Benefits: Virabhadrasana I/Warrior I pose strengthens our connection with the grounding energy of the earth. This variation has an emphasis on establishing a firm and grounded foundation in the legs while fearlessly lifting and expanding the chest. As such, it is great for integrating the upper and lower halves of the body.
Contraindications (cautions): High blood pressure, those with shoulder problems should keep their raised arms parallel (or slightly wider than parallel) to each other. Those with neck problems should keep their head in a neutral position and not look up at the hands.
Step by Step
1. From Tadasana, Mountain pose, inhale, step the feet wide apart, and bring your hands to your hips. Turn the whole left leg and foot out at 90 degrees so that the heel intersects the inner arch of the right foot. Turn the right foot and leg in about 45 degrees.
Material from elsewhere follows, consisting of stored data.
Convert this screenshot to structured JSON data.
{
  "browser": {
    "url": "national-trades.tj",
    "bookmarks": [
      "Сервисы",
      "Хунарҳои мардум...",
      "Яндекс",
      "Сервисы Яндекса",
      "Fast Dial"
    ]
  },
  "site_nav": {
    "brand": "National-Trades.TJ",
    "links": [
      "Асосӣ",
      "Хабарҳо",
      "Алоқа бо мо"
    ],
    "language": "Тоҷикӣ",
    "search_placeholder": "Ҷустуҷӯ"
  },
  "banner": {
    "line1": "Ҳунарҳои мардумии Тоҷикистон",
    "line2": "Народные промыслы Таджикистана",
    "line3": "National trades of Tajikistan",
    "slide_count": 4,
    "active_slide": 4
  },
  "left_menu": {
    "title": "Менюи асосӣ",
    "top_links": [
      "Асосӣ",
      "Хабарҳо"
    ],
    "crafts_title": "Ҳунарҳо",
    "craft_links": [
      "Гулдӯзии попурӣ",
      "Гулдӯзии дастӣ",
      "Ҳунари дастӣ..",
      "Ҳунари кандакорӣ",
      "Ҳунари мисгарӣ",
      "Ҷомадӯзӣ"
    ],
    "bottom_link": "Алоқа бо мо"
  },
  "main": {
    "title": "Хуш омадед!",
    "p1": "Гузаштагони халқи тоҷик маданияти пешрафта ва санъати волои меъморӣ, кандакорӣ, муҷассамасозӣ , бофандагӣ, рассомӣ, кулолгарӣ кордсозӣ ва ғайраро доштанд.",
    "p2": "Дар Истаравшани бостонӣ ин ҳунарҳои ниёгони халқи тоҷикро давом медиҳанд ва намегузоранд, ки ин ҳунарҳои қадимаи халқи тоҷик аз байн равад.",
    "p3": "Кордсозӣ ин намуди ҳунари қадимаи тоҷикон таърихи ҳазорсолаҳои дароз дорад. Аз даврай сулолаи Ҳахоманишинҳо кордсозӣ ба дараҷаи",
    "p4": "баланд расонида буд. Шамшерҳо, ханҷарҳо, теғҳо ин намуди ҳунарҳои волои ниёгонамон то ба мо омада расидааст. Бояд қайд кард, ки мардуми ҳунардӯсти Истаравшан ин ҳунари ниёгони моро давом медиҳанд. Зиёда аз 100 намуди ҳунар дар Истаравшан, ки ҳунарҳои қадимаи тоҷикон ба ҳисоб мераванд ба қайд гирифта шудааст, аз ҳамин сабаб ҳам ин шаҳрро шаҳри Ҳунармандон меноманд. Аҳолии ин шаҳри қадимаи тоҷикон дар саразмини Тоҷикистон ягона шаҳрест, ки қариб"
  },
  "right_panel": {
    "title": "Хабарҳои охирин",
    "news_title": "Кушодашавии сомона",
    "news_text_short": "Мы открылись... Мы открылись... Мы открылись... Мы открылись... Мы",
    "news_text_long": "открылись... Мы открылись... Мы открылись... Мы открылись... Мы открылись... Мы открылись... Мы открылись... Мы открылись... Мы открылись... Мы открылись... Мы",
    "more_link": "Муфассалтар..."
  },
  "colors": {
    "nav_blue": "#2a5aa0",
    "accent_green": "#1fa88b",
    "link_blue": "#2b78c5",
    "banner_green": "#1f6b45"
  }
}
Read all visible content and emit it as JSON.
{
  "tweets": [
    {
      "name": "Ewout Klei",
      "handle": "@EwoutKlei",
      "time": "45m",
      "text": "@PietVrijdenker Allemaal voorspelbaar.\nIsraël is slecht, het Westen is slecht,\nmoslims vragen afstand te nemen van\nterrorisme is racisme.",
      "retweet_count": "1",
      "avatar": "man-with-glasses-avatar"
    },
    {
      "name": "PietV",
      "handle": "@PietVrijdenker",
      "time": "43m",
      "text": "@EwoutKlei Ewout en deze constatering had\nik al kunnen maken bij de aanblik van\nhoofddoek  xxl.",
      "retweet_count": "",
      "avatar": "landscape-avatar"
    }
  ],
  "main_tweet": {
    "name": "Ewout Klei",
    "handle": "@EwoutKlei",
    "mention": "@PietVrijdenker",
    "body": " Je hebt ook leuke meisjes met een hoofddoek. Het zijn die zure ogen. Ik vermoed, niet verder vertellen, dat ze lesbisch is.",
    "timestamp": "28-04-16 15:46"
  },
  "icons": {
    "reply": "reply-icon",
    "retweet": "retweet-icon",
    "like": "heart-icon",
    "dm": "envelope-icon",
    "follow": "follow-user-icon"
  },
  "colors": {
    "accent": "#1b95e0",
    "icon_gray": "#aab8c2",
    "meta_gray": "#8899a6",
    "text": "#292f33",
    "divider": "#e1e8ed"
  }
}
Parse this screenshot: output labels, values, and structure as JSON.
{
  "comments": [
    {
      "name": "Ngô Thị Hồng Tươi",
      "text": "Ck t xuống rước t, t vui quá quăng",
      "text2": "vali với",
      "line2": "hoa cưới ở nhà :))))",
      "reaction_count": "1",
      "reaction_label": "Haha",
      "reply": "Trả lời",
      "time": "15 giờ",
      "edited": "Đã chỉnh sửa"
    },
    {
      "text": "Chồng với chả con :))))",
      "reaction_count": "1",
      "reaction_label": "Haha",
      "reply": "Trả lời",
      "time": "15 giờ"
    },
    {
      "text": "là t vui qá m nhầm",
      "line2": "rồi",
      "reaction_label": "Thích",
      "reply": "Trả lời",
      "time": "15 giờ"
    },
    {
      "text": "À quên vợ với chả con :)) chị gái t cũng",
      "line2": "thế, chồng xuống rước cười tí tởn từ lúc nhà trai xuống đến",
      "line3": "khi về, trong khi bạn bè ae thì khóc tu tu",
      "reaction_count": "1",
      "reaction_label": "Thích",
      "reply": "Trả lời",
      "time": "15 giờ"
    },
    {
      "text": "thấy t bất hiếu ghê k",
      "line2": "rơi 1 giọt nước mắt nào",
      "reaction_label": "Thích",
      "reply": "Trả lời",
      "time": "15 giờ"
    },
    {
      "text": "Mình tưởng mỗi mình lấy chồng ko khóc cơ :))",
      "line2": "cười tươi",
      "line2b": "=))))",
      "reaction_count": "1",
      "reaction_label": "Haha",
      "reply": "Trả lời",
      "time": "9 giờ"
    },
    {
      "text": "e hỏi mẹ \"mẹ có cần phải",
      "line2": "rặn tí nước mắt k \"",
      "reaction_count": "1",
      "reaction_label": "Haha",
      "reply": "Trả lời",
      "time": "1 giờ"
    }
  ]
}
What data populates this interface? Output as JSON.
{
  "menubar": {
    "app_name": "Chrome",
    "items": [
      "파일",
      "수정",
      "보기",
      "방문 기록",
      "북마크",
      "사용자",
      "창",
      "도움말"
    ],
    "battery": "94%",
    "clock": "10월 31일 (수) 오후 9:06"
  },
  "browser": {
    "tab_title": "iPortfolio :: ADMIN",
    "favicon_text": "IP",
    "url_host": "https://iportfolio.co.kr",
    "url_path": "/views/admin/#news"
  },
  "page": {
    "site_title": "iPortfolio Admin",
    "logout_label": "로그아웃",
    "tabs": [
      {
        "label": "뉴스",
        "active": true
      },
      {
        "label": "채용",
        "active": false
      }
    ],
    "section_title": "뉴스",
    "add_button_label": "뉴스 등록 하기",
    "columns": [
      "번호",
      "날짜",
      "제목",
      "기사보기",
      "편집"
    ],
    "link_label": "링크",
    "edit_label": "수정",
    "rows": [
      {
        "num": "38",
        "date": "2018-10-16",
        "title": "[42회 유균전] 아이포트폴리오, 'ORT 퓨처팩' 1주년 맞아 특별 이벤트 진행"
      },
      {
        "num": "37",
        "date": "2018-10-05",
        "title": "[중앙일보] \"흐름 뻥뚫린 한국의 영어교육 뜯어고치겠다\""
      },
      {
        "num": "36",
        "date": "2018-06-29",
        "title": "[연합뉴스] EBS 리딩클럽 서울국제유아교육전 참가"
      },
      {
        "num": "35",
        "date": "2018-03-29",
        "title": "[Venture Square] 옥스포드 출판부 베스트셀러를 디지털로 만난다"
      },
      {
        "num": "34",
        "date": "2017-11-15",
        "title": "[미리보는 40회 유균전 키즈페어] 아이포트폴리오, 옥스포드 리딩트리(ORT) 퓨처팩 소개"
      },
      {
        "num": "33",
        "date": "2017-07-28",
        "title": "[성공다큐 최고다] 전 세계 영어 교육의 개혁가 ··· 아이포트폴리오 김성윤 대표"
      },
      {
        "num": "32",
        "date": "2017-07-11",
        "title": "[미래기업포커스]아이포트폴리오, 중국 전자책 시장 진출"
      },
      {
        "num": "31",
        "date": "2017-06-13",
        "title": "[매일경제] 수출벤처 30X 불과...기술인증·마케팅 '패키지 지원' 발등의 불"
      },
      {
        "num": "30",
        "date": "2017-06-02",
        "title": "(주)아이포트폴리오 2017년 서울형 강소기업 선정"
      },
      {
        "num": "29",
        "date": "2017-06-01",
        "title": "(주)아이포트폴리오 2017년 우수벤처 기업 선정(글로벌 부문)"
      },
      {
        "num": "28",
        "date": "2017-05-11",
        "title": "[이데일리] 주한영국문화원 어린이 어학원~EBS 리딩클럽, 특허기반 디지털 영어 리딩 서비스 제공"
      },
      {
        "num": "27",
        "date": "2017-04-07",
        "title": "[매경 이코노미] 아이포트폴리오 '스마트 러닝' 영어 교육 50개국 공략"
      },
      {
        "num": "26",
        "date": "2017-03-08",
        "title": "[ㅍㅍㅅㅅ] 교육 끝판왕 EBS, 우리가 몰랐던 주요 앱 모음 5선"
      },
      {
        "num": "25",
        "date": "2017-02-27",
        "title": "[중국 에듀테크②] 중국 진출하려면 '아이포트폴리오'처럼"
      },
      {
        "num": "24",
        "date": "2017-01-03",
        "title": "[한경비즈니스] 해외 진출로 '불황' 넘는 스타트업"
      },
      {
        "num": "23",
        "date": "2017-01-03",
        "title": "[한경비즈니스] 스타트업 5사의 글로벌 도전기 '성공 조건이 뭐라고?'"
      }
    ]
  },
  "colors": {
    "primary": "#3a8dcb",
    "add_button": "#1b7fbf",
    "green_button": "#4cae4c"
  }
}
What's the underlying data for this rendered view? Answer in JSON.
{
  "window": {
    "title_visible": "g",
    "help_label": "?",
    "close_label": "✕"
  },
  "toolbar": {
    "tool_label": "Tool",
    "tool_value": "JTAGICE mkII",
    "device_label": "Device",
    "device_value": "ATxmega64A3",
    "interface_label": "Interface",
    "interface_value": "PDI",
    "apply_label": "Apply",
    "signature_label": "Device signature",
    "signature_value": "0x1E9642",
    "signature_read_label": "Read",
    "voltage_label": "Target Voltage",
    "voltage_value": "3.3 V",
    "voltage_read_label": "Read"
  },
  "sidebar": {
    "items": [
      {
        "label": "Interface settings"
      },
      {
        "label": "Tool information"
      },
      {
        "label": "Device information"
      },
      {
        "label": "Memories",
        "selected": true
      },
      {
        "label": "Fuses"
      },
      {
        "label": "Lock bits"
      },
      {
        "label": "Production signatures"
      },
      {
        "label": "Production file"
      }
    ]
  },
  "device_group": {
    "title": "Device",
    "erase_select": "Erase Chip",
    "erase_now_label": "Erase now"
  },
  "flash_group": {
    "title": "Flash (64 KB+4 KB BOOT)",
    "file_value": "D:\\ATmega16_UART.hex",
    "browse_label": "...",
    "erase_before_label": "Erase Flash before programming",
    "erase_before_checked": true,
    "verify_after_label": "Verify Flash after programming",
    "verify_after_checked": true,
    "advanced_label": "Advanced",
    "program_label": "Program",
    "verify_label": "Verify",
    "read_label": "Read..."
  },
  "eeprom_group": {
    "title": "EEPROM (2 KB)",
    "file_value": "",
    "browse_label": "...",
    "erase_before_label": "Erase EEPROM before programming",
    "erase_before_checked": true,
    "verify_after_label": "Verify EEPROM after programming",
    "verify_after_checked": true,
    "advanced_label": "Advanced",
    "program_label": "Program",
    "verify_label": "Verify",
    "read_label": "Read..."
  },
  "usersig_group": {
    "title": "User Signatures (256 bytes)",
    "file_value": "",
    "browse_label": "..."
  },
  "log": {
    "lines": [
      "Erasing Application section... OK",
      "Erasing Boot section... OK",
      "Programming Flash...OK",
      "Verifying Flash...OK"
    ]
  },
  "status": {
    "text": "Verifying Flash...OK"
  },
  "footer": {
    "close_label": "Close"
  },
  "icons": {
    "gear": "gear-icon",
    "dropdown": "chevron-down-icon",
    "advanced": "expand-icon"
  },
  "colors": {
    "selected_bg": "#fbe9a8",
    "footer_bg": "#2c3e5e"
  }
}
2. Turn the chest toward the left and square the hips by pressing your right hip well forward. Inhale, raise your arms above the head, bringing the palms together.
3. Exhale as you bend the right knee, sinking down into the left thigh and sitting bone. With your knee bent 90 degrees, it will be directly above and in line with the ankle hinge.
4. From your front leg, take your weight equally into the back leg. Press into the right heel, feeling the stretch along the back of the left leg.
5. Let the tailbone drop down toward the floor to open the front of the hips, the pelvic abdomen, and the front left thigh. This will also create space in the lumbar spine and help to lengthen the lower back.
6. Lift your head back and gaze upward. Move from the back of the waist to develop your backbend as you stretch upward through the middle back and arms, even while you maintain your connection with the legs and feet.
7. Stay for 10 deep breaths. If your arms tire as they remain lifted, focus on your inhalation. To release, inhale as you straighten the right leg. Lower the arms as you step the left foot forward on the exhalation, returning to stand in Tadasana/Mountain pose. Repeat for the same length of time on the other side.
8. Counterpose: Uttanasana/Restful Deep Forward Fold.